The news that British businesses could be given a 21-month transition period after Brexit has been greeted positively by the Society of Motor Manufacturers & Traders (SMMT).

 

The Government proposed a deal, outlined on the 14th November, which would allow UK-based businesses to continue to operate as normal until the end of 2021, when any new international trading regulations would come into effect.

 

According to Autocar, MMT CEO Mike Hawes said: “For the automotive industry, Brexit is about damage limitation.

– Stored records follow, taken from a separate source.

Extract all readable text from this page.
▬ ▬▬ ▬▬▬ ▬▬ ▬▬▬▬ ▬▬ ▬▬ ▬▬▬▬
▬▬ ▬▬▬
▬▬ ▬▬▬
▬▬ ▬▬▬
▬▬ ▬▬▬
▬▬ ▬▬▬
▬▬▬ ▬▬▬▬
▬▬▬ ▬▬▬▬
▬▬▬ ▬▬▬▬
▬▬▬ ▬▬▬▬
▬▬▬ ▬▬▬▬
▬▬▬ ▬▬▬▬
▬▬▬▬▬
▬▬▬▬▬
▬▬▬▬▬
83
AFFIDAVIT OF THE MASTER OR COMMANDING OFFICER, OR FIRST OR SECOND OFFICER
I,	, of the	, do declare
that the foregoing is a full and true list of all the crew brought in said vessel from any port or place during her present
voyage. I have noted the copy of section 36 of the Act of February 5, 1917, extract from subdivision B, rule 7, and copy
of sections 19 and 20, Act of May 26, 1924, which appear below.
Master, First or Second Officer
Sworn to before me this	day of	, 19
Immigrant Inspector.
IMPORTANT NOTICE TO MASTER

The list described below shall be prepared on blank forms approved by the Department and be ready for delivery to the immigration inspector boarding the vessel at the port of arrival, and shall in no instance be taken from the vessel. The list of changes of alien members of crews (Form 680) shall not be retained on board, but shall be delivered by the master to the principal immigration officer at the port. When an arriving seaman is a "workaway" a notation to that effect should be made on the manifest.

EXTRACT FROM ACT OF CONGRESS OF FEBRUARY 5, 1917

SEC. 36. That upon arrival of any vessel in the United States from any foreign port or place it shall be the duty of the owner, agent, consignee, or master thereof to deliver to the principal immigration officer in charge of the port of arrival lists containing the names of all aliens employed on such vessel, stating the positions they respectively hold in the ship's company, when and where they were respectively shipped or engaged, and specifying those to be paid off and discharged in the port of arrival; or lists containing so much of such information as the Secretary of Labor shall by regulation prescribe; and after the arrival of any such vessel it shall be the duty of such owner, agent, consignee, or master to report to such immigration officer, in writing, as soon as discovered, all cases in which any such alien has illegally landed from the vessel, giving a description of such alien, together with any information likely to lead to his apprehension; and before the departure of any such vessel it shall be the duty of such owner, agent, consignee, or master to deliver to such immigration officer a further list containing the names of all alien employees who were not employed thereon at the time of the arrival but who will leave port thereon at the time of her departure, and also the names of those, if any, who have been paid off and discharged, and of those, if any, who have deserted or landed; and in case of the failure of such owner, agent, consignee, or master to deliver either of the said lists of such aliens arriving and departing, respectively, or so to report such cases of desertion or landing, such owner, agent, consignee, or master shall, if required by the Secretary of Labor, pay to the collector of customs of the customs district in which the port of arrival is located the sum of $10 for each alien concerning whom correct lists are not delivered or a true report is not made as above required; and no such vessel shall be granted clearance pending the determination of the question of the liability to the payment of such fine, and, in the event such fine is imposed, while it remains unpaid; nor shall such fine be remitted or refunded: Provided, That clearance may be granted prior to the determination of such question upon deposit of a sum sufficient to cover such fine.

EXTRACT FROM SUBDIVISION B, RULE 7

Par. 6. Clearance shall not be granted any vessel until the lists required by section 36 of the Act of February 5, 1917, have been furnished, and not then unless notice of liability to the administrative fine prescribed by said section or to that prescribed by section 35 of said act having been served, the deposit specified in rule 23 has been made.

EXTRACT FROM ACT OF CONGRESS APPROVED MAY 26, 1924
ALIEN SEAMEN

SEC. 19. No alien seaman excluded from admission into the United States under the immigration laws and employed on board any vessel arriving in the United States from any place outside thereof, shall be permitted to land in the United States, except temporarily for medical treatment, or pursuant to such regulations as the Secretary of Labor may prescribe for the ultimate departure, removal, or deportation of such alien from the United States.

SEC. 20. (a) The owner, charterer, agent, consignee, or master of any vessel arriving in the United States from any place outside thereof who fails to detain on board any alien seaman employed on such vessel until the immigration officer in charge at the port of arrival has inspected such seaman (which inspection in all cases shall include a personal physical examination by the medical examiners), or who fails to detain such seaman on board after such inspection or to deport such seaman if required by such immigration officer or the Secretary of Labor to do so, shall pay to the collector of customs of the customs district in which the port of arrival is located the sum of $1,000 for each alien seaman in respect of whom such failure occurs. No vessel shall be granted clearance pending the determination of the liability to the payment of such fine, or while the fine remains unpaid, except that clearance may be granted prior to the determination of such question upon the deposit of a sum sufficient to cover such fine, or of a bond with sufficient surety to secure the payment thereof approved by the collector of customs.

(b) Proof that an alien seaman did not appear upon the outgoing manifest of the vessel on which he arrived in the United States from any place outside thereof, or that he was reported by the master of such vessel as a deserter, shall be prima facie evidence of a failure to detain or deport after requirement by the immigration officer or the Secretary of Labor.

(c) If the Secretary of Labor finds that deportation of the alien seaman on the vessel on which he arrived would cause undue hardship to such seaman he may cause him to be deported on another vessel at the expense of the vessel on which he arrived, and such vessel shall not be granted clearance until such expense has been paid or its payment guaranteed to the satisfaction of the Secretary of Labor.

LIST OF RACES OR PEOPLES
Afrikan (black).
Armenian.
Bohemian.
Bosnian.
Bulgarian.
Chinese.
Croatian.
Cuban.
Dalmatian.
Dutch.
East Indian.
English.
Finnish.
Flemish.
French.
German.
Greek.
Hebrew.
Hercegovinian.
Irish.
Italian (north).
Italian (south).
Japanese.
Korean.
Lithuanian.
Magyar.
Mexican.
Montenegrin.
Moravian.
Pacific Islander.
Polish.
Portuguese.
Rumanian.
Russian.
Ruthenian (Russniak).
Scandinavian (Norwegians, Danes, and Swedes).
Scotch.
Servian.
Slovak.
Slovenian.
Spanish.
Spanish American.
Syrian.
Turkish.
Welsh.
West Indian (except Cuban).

The outline agreement is a positive step in avoiding the devastating consequences of no-deal and securing a transition period”.

 

80% of cars produced in Britain currently go in to export, meaning manufacturers are concerned that the addition of customs and security processes at ports could slow production and shipping ad raise distribution costs.

 

The temporary maintenance of existing agreements would allow manufacturers to sell more cars and strengthen their market position prior to Britain’s departure from the EU customs union.

 

But lack of confirmation remains a problem for UK manufacturers, which, according to Hawes, are seeking “certainty and a,bition when it comes to securing a competitive future.”

 

CEO of Aston Martin, Andy Palmer is equally concerned that plans for a grace period might not come to fruition, stating: “I don’t know whether we have more clarity or less clarity”. However, he is relieved that “at least we have some sort of plan on the table”.

 

Final talks concerning the economic and industrial relationship will continue after the UK legally leaves the EU on 29 March 2019.